Ces failles ont systématiquement été communiquées aux industriels et organismes bancaires avant d’être publiées sur le domaine public. Dans le milieu très confidentiel de la Java Card, les industriels ne publient pas les avis, les spécifications, le détail du code ou des données embarquées, mais les nouvelles versions de Java Card ont toujours corrigées les failles publiées. Il a été constaté que les développeurs des nouvelles versions de la Java Card gardent ainsi une longueur d’avance sur les découvreurs de failles.
Security features in the OpenBSD operating system
Par : Matthieu Herrb (LAAS-CNRS).
L'intervenant fait partie de l'équipe de développement de ce système qui est né d'une scission (en 1994) dans l'équipe de développement du projet NetBSD. Il a présenté les principales fonctionnalités qui rendent ce système "secure by default".
Ce projet, qui fait partie de la famille des systèmes d'exploitation Unix libre dérivés de BSD 4.4, se présente comme un système d'exploitation orienté sécurité.
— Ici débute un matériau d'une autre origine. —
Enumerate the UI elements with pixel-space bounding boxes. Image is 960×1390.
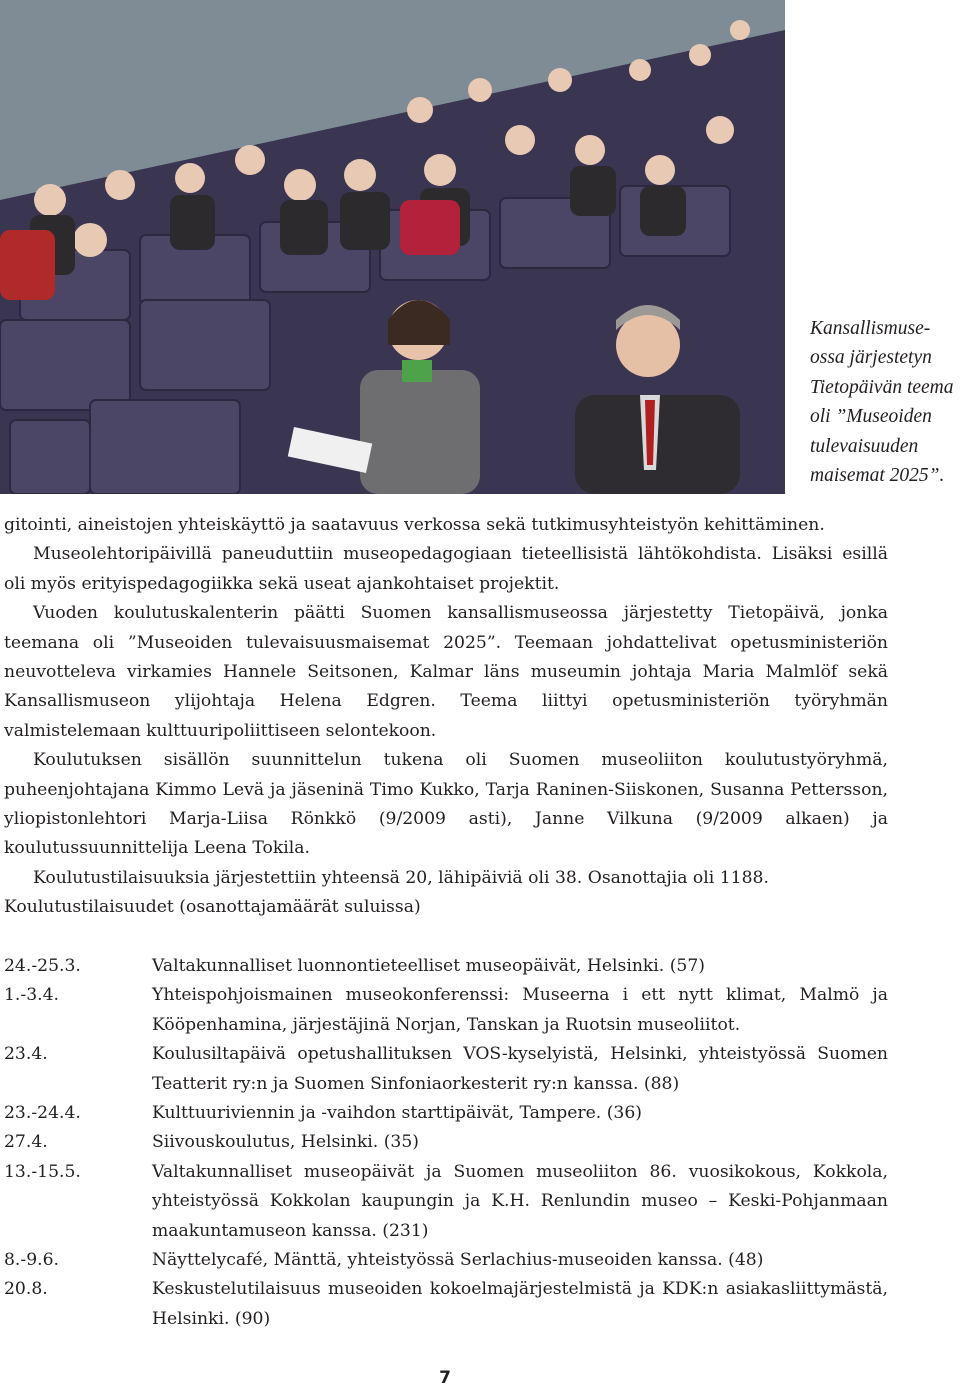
event-date: 13.-15.5. xyxy=(4,1161,81,1182)
event-text: Kulttuuriviennin ja -vaihdon starttipäivät, Tampere. (36) xyxy=(152,1103,642,1124)
caption-line: Tietopäivän teema xyxy=(810,376,954,398)
event-item xyxy=(4,1158,888,1246)
paragraph: Vuoden koulutuskalenterin päätti Suomen kansallismuseossa järjestetty Tietopäivä, jonka teemana oli ”Museoiden tulevaisuusmaisemat 2025”. Teemaan johdattelivat opetusministeriön neuvotteleva virkamies Hannele Seitsonen, Kalmar läns museumin johtaja Maria Malmlöf sekä Kansallismuseon ylijohtaja Helena Edgren. Teema liittyi opetusministeriön työryhmän valmistelemaan kulttuuripoliittiseen selontekoon. xyxy=(4,603,888,741)
event-item xyxy=(4,1128,888,1157)
caption-line: Kansallismuse- xyxy=(810,318,931,339)
paragraph: Koulutustilaisuuksia järjestettiin yhteensä 20, lähipäiviä oli 38. Osanottajia oli 1188. xyxy=(33,867,769,888)
event-text: Valtakunnalliset luonnontieteelliset museopäivät, Helsinki. (57) xyxy=(152,956,706,976)
event-date: 23.4. xyxy=(4,1044,48,1065)
caption-line: ossa järjestetyn xyxy=(810,347,932,369)
paragraph: gitointi, aineistojen yhteiskäyttö ja saatavuus verkossa sekä tutkimusyhteistyön kehittäminen. xyxy=(4,515,825,535)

Cette volonté d'être sécurisé passe par le développement et la mise en place d'un certain nombre de fonctionnalités et de mécanismes de sécurité, mais également par l'abandon de fonctionnalités "insecure" :
- amélioration et augmentation de l'utilisation de la génération de nombres aléatoires (PID, thread, allocation mémoire, ...),
- amélioration des mécanismes de protection des données en mémoire ("W^X" : une page mémoire peut être accessible ou en écriture, ou en exécution, mais pas les 2 simultanément, "PIE" : les programmes sont compilés avec randomisation de la position de l'exécutable en mémoire, "stack protector Canary" : placement d'un entier randomisé - le canari - en mémoire derrière la pile pour se protéger des débordements mémoires),
- remplacement d'OpenSSL (récemment mis en lumière pour ces nombreuses vulnérabilités) par LibreSSL,
- meilleure gestion des privilèges (réduction, séparation),
- développement d'une nouvelle API LibTLS,
- abandon de Kerberos (vulnérable et difficile à maintenir).
L'orateur termine son exposé par un bilan basé sur :
- les nombreuses améliorations et corrections d'anomalie de la nouvelle version parue au mois de novembre 2014 : OpenBSD v5.6,
- de nombreux problèmes encore en attente (notamment le remplacement de Kerberos ou une reprise de celui-ci ?).
Des liens:
http://www.openbsd-france.org/
http://www.openbsd.org/papers/
Conclusion
Cette journée de conférence a pour vocation de réunir étudiants, universitaires et industriels sur le sujet de la sécurité informatique. 150 personnes étaient présentes cette année, ce qui constitue une bonne réussite. Nous ne pouvons donc qu’espérer que l’événement se pérennise et qu’il ait lieu chaque année.